Yesterday, when in the lobby of the hotel that the lecture was in, I asked for directions to the meeting place. It was a reasonable thing to do, a big hotel, lots of corridors, and a history of choosing the wrong one. I asked a woman who I was pretty sure would know and she happily pointed the way to me, and yep, I would have gone the wrong way. Then she asked me if I was attending the meeting and I told her I was the presenter at the meeting. She said, 'Oh, with great surprise, and then 'Really' with either astonishment or disbelief.
The automatic assumption of the impossibility that someone in a wheelchair would be at the front, have power and voice, be a person of authority and expertise is shown in her surprise and in the fact that hotels always set up podiums behind which I never be able to see the audience or they me.

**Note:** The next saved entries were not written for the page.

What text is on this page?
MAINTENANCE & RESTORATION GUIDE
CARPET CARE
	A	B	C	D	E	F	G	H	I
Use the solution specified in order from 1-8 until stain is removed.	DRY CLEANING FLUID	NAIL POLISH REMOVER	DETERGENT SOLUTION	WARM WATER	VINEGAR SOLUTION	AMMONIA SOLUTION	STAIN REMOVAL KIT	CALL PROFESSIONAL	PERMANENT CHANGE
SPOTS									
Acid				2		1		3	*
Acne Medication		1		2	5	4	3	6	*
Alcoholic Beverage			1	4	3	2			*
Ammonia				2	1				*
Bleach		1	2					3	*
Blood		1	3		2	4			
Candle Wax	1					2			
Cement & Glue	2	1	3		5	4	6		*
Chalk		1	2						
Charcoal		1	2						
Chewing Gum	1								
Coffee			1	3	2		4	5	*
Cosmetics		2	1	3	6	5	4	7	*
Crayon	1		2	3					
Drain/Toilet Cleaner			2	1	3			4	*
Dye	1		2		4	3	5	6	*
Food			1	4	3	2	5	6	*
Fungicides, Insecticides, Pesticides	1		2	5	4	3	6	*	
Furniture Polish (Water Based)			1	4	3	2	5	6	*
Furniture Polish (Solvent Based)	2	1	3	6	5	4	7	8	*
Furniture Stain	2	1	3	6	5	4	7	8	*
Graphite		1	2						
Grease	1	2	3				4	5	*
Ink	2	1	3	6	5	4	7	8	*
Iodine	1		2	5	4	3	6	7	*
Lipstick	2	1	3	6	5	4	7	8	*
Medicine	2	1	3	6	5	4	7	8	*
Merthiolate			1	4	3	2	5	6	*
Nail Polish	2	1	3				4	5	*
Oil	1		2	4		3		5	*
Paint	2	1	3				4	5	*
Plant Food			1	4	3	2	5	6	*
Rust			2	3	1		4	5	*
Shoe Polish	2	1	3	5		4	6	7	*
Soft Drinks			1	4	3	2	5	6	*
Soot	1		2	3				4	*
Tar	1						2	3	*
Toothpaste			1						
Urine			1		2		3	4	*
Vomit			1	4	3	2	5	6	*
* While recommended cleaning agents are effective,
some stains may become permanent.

The constant experience of 'lessness' in expectations, in possibility and in human status is wearing. I joked back when I didn't get it about how I liked to jump over low expectations. Now, living with them for so many years, I know that it's not about leaping over them, it's about carrying them. The experience of looking out the window and seeing a lowered horizon cannot be easily described.
Even so, I rolled to the front of the room, turned the chair around and got ready to speak, all the while hearing her surprise echo in my mind, because no matter what she thought, we own all public space, and we own all opportunities and we demand the right to claim what's ours, expectations be damned.